A resident of Nobleton, Ontario, Roger Attfield won the Sovereign Award for Outstanding Trainer a record six times. Of the seven horses who have won the Canadian Triple Crown, three were trained by Attfield. A winner of twenty Canadian Triple Crown races, he holds or equals the record for most wins in each of the three races. In 2001, he set a record for most wins by a trainer in the Breeders' Stakes and in 2005 set the record for trainers by winning his fifth Prince of Wales Stakes. At the 2008 Queen's Plate, Attfield tied the record with Harry Giddings, Jr. as a trainer with eight wins. This was his first win as an owner.

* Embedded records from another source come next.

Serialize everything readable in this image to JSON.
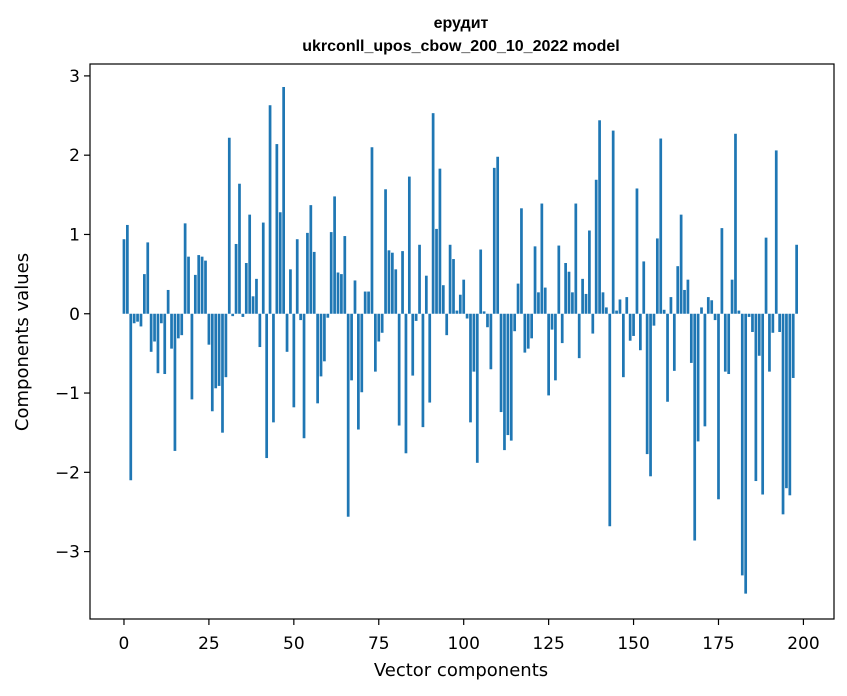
{
  "chart_data": {
    "type": "bar",
    "title_line1": "ерудит",
    "title_line2": "ukrconll_upos_cbow_200_10_2022 model",
    "xlabel": "Vector components",
    "ylabel": "Components values",
    "xlim": [
      -10,
      209
    ],
    "ylim": [
      -3.85,
      3.15
    ],
    "xticks": [
      0,
      25,
      50,
      75,
      100,
      125,
      150,
      175,
      200
    ],
    "xtick_labels": [
      "0",
      "25",
      "50",
      "75",
      "100",
      "125",
      "150",
      "175",
      "200"
    ],
    "yticks": [
      -3,
      -2,
      -1,
      0,
      1,
      2,
      3
    ],
    "ytick_labels": [
      "−3",
      "−2",
      "−1",
      "0",
      "1",
      "2",
      "3"
    ],
    "bar_color": "#1f77b4",
    "values": [
      0.94,
      1.12,
      -2.1,
      -0.12,
      -0.1,
      -0.16,
      0.5,
      0.9,
      -0.48,
      -0.35,
      -0.75,
      -0.12,
      -0.76,
      0.3,
      -0.44,
      -1.73,
      -0.31,
      -0.27,
      1.14,
      0.72,
      -1.08,
      0.49,
      0.74,
      0.72,
      0.67,
      -0.39,
      -1.23,
      -0.94,
      -0.91,
      -1.5,
      -0.8,
      2.22,
      -0.03,
      0.88,
      1.64,
      -0.04,
      0.64,
      1.25,
      0.22,
      0.44,
      -0.42,
      1.15,
      -1.82,
      2.63,
      -1.37,
      2.14,
      1.28,
      2.86,
      -0.48,
      0.56,
      -1.18,
      0.94,
      -0.08,
      -1.57,
      1.02,
      1.37,
      0.78,
      -1.13,
      -0.79,
      -0.6,
      -0.05,
      1.03,
      1.48,
      0.52,
      0.5,
      0.98,
      -2.56,
      -0.84,
      0.42,
      -1.46,
      -0.99,
      0.28,
      0.28,
      2.1,
      -0.73,
      -0.35,
      -0.24,
      1.57,
      0.8,
      0.77,
      0.56,
      -1.41,
      0.79,
      -1.76,
      1.73,
      -0.78,
      -0.09,
      0.87,
      -1.43,
      0.48,
      -1.12,
      2.53,
      1.07,
      1.83,
      0.36,
      -0.27,
      0.87,
      0.69,
      0.04,
      0.24,
      0.43,
      -0.06,
      -1.37,
      -0.73,
      -1.88,
      0.81,
      0.03,
      -0.17,
      -0.7,
      1.84,
      1.98,
      -1.24,
      -1.72,
      -1.53,
      -1.6,
      -0.22,
      0.38,
      1.33,
      -0.49,
      -0.44,
      -0.31,
      0.85,
      0.27,
      1.39,
      0.33,
      -1.03,
      -0.2,
      -0.84,
      0.86,
      -0.37,
      0.64,
      0.53,
      0.27,
      1.39,
      -0.56,
      0.44,
      0.25,
      1.05,
      -0.25,
      1.69,
      2.44,
      0.27,
      0.08,
      -2.68,
      2.31,
      0.04,
      0.18,
      -0.8,
      0.21,
      -0.34,
      -0.28,
      1.58,
      -0.46,
      0.66,
      -1.77,
      -2.05,
      -0.15,
      0.95,
      2.21,
      0.05,
      -1.11,
      0.21,
      -0.72,
      0.6,
      1.25,
      0.3,
      0.43,
      -0.62,
      -2.86,
      -1.61,
      0.08,
      -1.42,
      0.21,
      0.17,
      -0.08,
      -2.34,
      1.08,
      -0.73,
      -0.76,
      0.43,
      2.27,
      0.04,
      -3.3,
      -3.53,
      -0.04,
      -0.23,
      -2.11,
      -0.53,
      -2.28,
      0.96,
      -0.73,
      -0.24,
      2.06,
      -0.23,
      -2.53,
      -2.2,
      -2.29,
      -0.81,
      0.87
    ]
  }
}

Overall he has trained nearly forty Champions, six of which were voted Canadian Horse of the Year.

As the trainer for Kinghaven Farms, in 1990 his stable was the leading money winner in North America. In the United States, his horses race at Gulfstream Park in Hallandale Beach, Florida, the Fair Grounds Race Course, in New Orleans, Louisiana and at the Keeneland Race Course in Lexington, Kentucky. Attfield trained horse has won a number of important U.S. Stakes races including the 1995 Wood Memorial and Gotham Stakes.

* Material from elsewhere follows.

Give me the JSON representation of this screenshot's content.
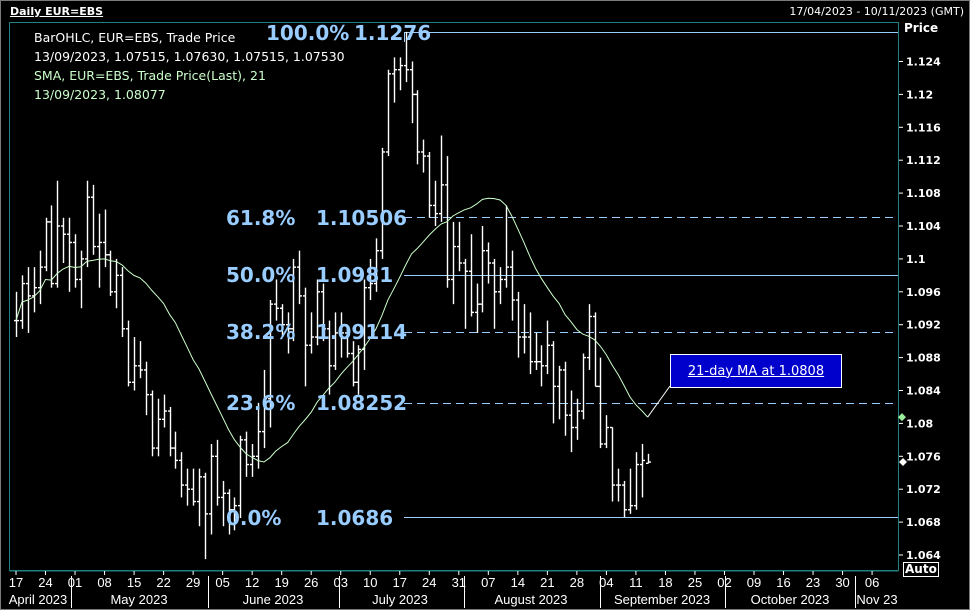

In 1999, Roger Attfield was inducted into the Canadian Horse Racing Hall of Fame and in 2006, he was nominated for induction into the U.S. National Museum of Racing and Hall of Fame.

In 2012, Roger Attfield was inducted into the National Museum of Racing and Hall of Fame

In 2012, Roger Attfield was inducted into the Ontario Sports Hall of Fame.